Um weg von diesem unangenehmen Gespräch zu kommen, deutete Westwood stattdessen auf den Jungen.
„Kannst du schon sagen wie's mit ihm aussieht?"
„Seine Verletzungen? Nein, tut mir leid, dazu brauch ich meine Ausrüstung. Aber er hat einiges einstecken müssen, ich denke das sieht man auch mit dem bloßem Auge."
Zustimmend nickte der kniende Mann.
„Bitte Platz machen!!"
Von hinten drängelte sich der zweite Arzt und der Assistent mit einer Trage durch die Masse. Der Junge wurde sorgsam auf den dunkelgrauen Stoff gelegt. Riemen wurden um Arme und Beine geschnallt, die für einen sicheren Halt sorgen sollten. Die ringsherum stehenden Soldaten wurden gebeten die Trage zu einem der Trucks zu tragen.

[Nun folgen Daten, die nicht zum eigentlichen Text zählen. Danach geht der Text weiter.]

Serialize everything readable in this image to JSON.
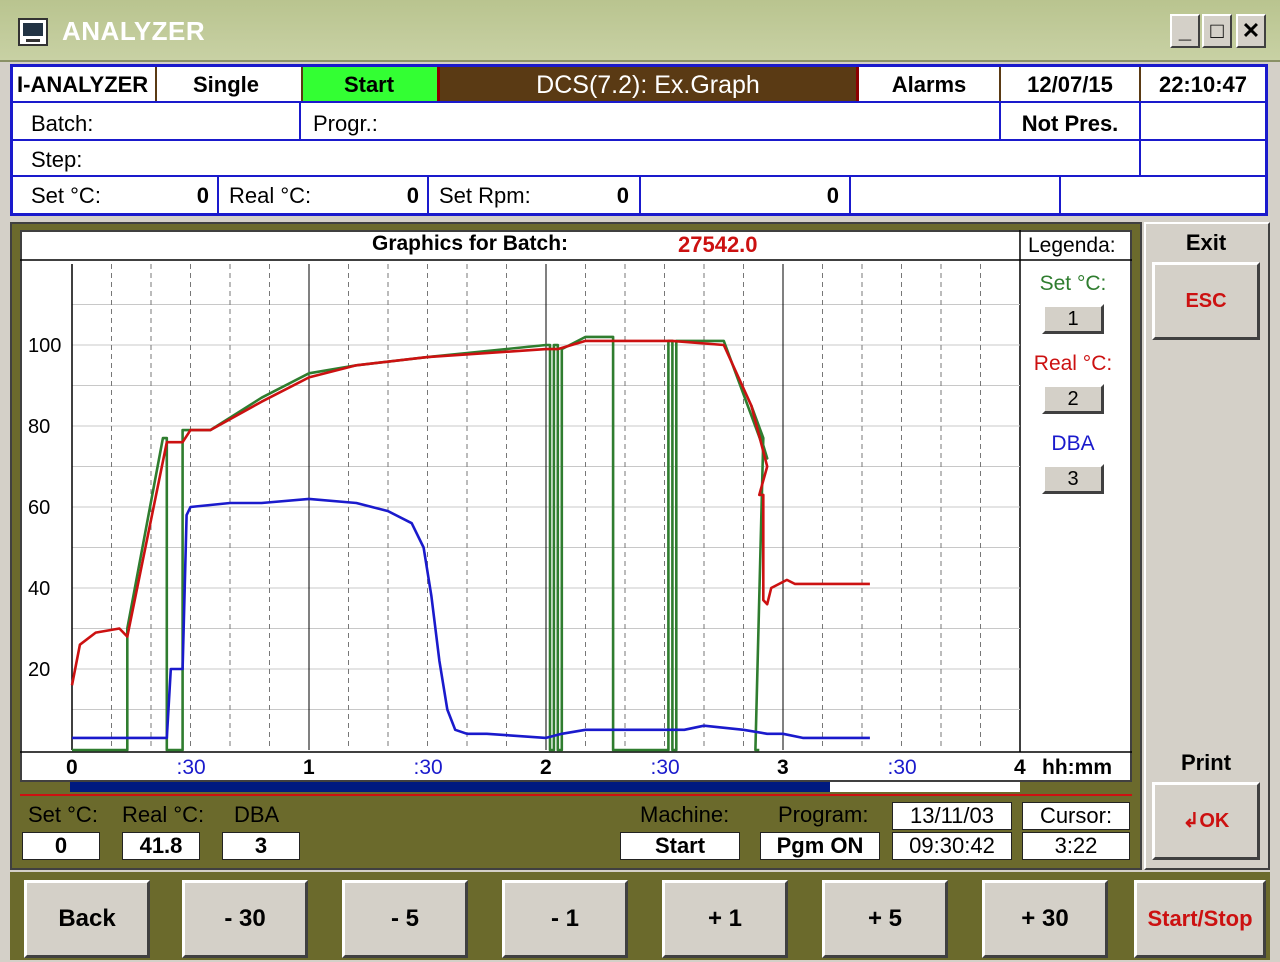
{
  "window": {
    "title": "ANALYZER",
    "minimize": "_",
    "maximize": "□",
    "close": "✕"
  },
  "header": {
    "row1": {
      "device": "I-ANALYZER",
      "mode": "Single",
      "status": "Start",
      "screen": "DCS(7.2): Ex.Graph",
      "alarms": "Alarms",
      "date": "12/07/15",
      "time": "22:10:47"
    },
    "row2": {
      "batch_label": "Batch:",
      "program_label": "Progr.:",
      "program_status": "Not Pres."
    },
    "row3": {
      "step_label": "Step:"
    },
    "row4": {
      "set_c_label": "Set °C:",
      "set_c_value": "0",
      "real_c_label": "Real °C:",
      "real_c_value": "0",
      "set_rpm_label": "Set Rpm:",
      "set_rpm_value": "0",
      "extra_value": "0"
    }
  },
  "graph": {
    "title_label": "Graphics for Batch:",
    "batch_number": "27542.0",
    "legend_title": "Legenda:",
    "legend": [
      {
        "name": "Set °C:",
        "button": "1",
        "color": "#2f7d2f"
      },
      {
        "name": "Real °C:",
        "button": "2",
        "color": "#cc1111"
      },
      {
        "name": "DBA",
        "button": "3",
        "color": "#1a1acc"
      }
    ]
  },
  "chart_data": {
    "type": "line",
    "title": "Graphics for Batch: 27542.0",
    "xlabel": "hh:mm",
    "ylabel": "",
    "x_unit": "minutes",
    "xlim": [
      0,
      240
    ],
    "ylim": [
      0,
      120
    ],
    "x_ticks": [
      {
        "value": 0,
        "label": "0",
        "major": true
      },
      {
        "value": 30,
        "label": ":30",
        "major": false
      },
      {
        "value": 60,
        "label": "1",
        "major": true
      },
      {
        "value": 90,
        "label": ":30",
        "major": false
      },
      {
        "value": 120,
        "label": "2",
        "major": true
      },
      {
        "value": 150,
        "label": ":30",
        "major": false
      },
      {
        "value": 180,
        "label": "3",
        "major": true
      },
      {
        "value": 210,
        "label": ":30",
        "major": false
      },
      {
        "value": 240,
        "label": "4",
        "major": true
      }
    ],
    "y_ticks": [
      20,
      40,
      60,
      80,
      100
    ],
    "grid": true,
    "legend_position": "right",
    "series": [
      {
        "name": "Set °C:",
        "color": "#2f7d2f",
        "points": [
          [
            0,
            0
          ],
          [
            14,
            0
          ],
          [
            14,
            30
          ],
          [
            23,
            77
          ],
          [
            24,
            77
          ],
          [
            24,
            0
          ],
          [
            28,
            0
          ],
          [
            28,
            79
          ],
          [
            35,
            79
          ],
          [
            48,
            87
          ],
          [
            60,
            93
          ],
          [
            72,
            95
          ],
          [
            90,
            97
          ],
          [
            120,
            100
          ],
          [
            121,
            100
          ],
          [
            121,
            0
          ],
          [
            122,
            0
          ],
          [
            122,
            100
          ],
          [
            123,
            100
          ],
          [
            123,
            0
          ],
          [
            124,
            0
          ],
          [
            124,
            99
          ],
          [
            130,
            102
          ],
          [
            137,
            102
          ],
          [
            137,
            0
          ],
          [
            151,
            0
          ],
          [
            151,
            101
          ],
          [
            152,
            101
          ],
          [
            152,
            0
          ],
          [
            153,
            0
          ],
          [
            153,
            101
          ],
          [
            165,
            101
          ],
          [
            176,
            72
          ],
          [
            172,
            85
          ],
          [
            175,
            77
          ],
          [
            173,
            0
          ],
          [
            174,
            0
          ]
        ]
      },
      {
        "name": "Real °C:",
        "color": "#cc1111",
        "points": [
          [
            0,
            16
          ],
          [
            2,
            26
          ],
          [
            6,
            29
          ],
          [
            12,
            30
          ],
          [
            14,
            28
          ],
          [
            24,
            76
          ],
          [
            28,
            76
          ],
          [
            30,
            79
          ],
          [
            35,
            79
          ],
          [
            48,
            86
          ],
          [
            60,
            92
          ],
          [
            72,
            95
          ],
          [
            90,
            97
          ],
          [
            120,
            99
          ],
          [
            123,
            99
          ],
          [
            130,
            101
          ],
          [
            152,
            101
          ],
          [
            165,
            100
          ],
          [
            172,
            85
          ],
          [
            176,
            70
          ],
          [
            174,
            63
          ],
          [
            175,
            63
          ],
          [
            175,
            37
          ],
          [
            176,
            36
          ],
          [
            177,
            40
          ],
          [
            181,
            42
          ],
          [
            183,
            41
          ],
          [
            202,
            41
          ]
        ]
      },
      {
        "name": "DBA",
        "color": "#1a1acc",
        "points": [
          [
            0,
            3
          ],
          [
            24,
            3
          ],
          [
            25,
            20
          ],
          [
            28,
            20
          ],
          [
            29,
            58
          ],
          [
            30,
            60
          ],
          [
            40,
            61
          ],
          [
            48,
            61
          ],
          [
            60,
            62
          ],
          [
            72,
            61
          ],
          [
            80,
            59
          ],
          [
            86,
            56
          ],
          [
            89,
            50
          ],
          [
            91,
            38
          ],
          [
            93,
            22
          ],
          [
            95,
            10
          ],
          [
            97,
            5
          ],
          [
            100,
            4
          ],
          [
            105,
            4
          ],
          [
            120,
            3
          ],
          [
            124,
            4
          ],
          [
            130,
            5
          ],
          [
            152,
            5
          ],
          [
            155,
            5
          ],
          [
            160,
            6
          ],
          [
            170,
            5
          ],
          [
            176,
            4
          ],
          [
            180,
            4
          ],
          [
            185,
            3
          ],
          [
            202,
            3
          ]
        ]
      }
    ]
  },
  "readouts": {
    "set_c": {
      "label": "Set °C:",
      "value": "0"
    },
    "real_c": {
      "label": "Real °C:",
      "value": "41.8"
    },
    "dba": {
      "label": "DBA",
      "value": "3"
    },
    "machine": {
      "label": "Machine:",
      "value": "Start"
    },
    "program": {
      "label": "Program:",
      "value": "Pgm ON"
    },
    "datetime": {
      "date": "13/11/03",
      "time": "09:30:42"
    },
    "cursor": {
      "label": "Cursor:",
      "value": "3:22"
    },
    "progress": 0.8
  },
  "side": {
    "exit_label": "Exit",
    "esc_button": "ESC",
    "print_label": "Print",
    "ok_button": "OK"
  },
  "footer": {
    "back": "Back",
    "minus30": "- 30",
    "minus5": "- 5",
    "minus1": "- 1",
    "plus1": "+ 1",
    "plus5": "+ 5",
    "plus30": "+ 30",
    "startstop": "Start/Stop"
  },
  "colors": {
    "accent_green": "#33ff33",
    "panel_olive": "#6b6a2c",
    "header_brown": "#5a3a14",
    "border_blue": "#1a1acc",
    "danger_red": "#cc1111"
  }
}
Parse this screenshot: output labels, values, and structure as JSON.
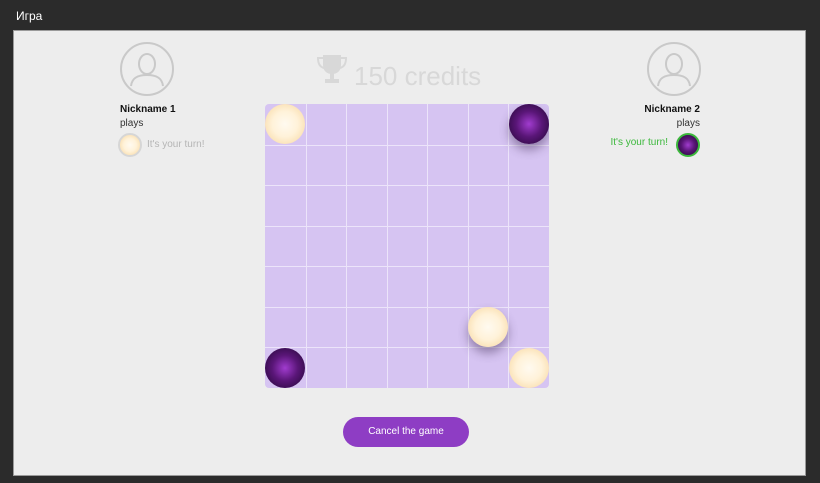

So machten sie sich auf den Weg, geführt von Doktor Harry Coulson. Sie verfrachteten den mittlerweile weißhaarigen Jungen samt Trage in den Hinterraum und befestigten ein weiteres mal die Trage an dafür vorhergesehene Schlingen. Coulson machte noch einmal kehrt um an die Seite des Kommandanten zu treten.
„Wir werden schon mal voraus fahren. Je eher er ins Hauptquartier kommt, desto schneller können wir helfen."
Stumm nickte er.
„Helfen sie diesem Jungen so gut es geht. Ich will dass sie alles geben."
„Natürlich Sir. Das...ist unser Job."
Verständnisvoll lächelte er seinen Vorgesetzten an.
Das Team sammelte sich am Truck. Die Ärzte hinten, wo sie den Patienten erstmals untersuchen konnten, Soldaten auf Fahrer und Beifahrersitz. Die Motoren heulten auf und schon rollte das Gefährt Richtung Nord-Osten. Immer Richtung Hauptquartier.